We use the R function pbinom, the cumulative distribution function for the binomial distribution with parameters size and prob.
It is conventionally interpreted as the number of successes in size trials:
where q is the number of observations, prob the vector of probabilities, and size the number of trials (zero or more). With lower.tail=TRUE, probabilities are P[X ≤ x], otherwise P[X > x].
- pbinom(q, size, prob, lower.tail = TRUE, log.p = FALSE)
So, taking the example above, if the number of observed SNP hits is 5, the selected variants (size) are 188, and the probability of getting a hit by chance is prob=0.003 as shown before, the p-value is computed as follows:
The p-value represents the probability that more than 4 hits are observed by chance, therefore q=5-1. Since p-value<0.005, the color code of the corresponding enrichment value is displayed as a red dot.
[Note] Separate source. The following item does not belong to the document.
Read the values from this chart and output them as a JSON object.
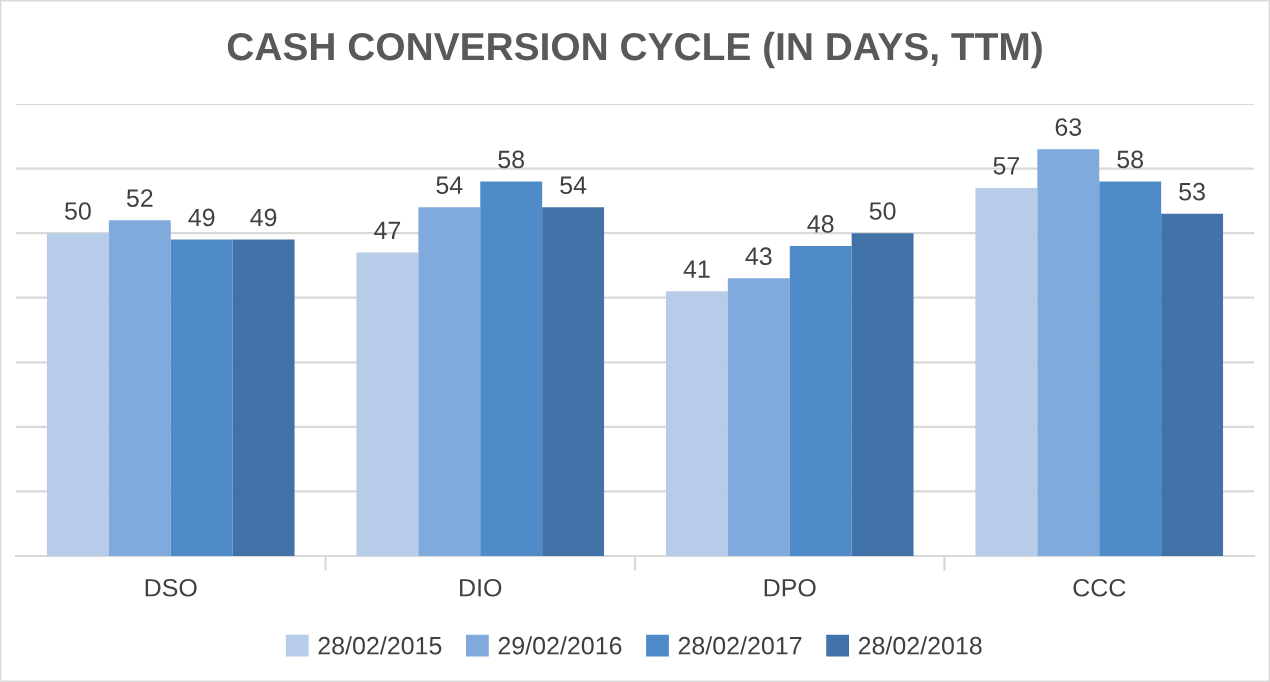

- p-value = pbinom((5-1),188, 0.003, lower.tail=F) = 0.0002859739
No correction for multiple testing is applied.
Why is the score difference between reported SNPs sometines zero?
The scorediff column reports the difference in PWM scores between alternate and reference allele. A positive score implies a larger PWM score in the alternate allele.
The scoring system based on PWMs (integer log-odds position weight matrices) has, of course, its own limitations.
First of all, given that we use PWM raw binding scores, which are computed as the sum of the position-specific weights over all bases of the binding site, these numbers have no absolute meaning and are not comparable across different PWMs (or TFs).
Secondly, predicted TF binding sites match the PWM with a p-value threshold of 10-5. The P-value of PWM raw score x is defined as the probability that a random k-mer sequence has a binding score ≥x given the base composition of the human genome. This is a quite stringent cut-off, and depending on the base composition and length of the PWM model, it may result in a very restricted raw score space. As a matter of fact, for several TFs, such as BRCA1, ARID2A and CREB1, and many others, above the 10-5 cut-off all raw scores have the same value. If you have a look at the cumulative PWM score distribution function, you will see that the explored score space is actually the flat right-end tail of the curve. We are thinking of lowering the low cut-off threshold or adding new PWM score-based filtering options on the Web interface so to have a more suitable scoring system.
With regard more specifically to this question, when comparing the score difference alt-ref for each overlapping variant, if the PWM match is missing in one of the two genomes (ref and alt), we use the raw low score threshold to score the missing hit. It might so happen that for those PWMs that assign the same raw score to all matches above the p-value threshold of 10-5, we get a score difference of 0 for variants that appear to disrupt or create a new binding site.
For this reason, in such cases, we indicate the score difference as '0' if the SNP disrupts an existing binding site or '>0' if it creates a new binding site.
This is not very intuitive and should be changed as well.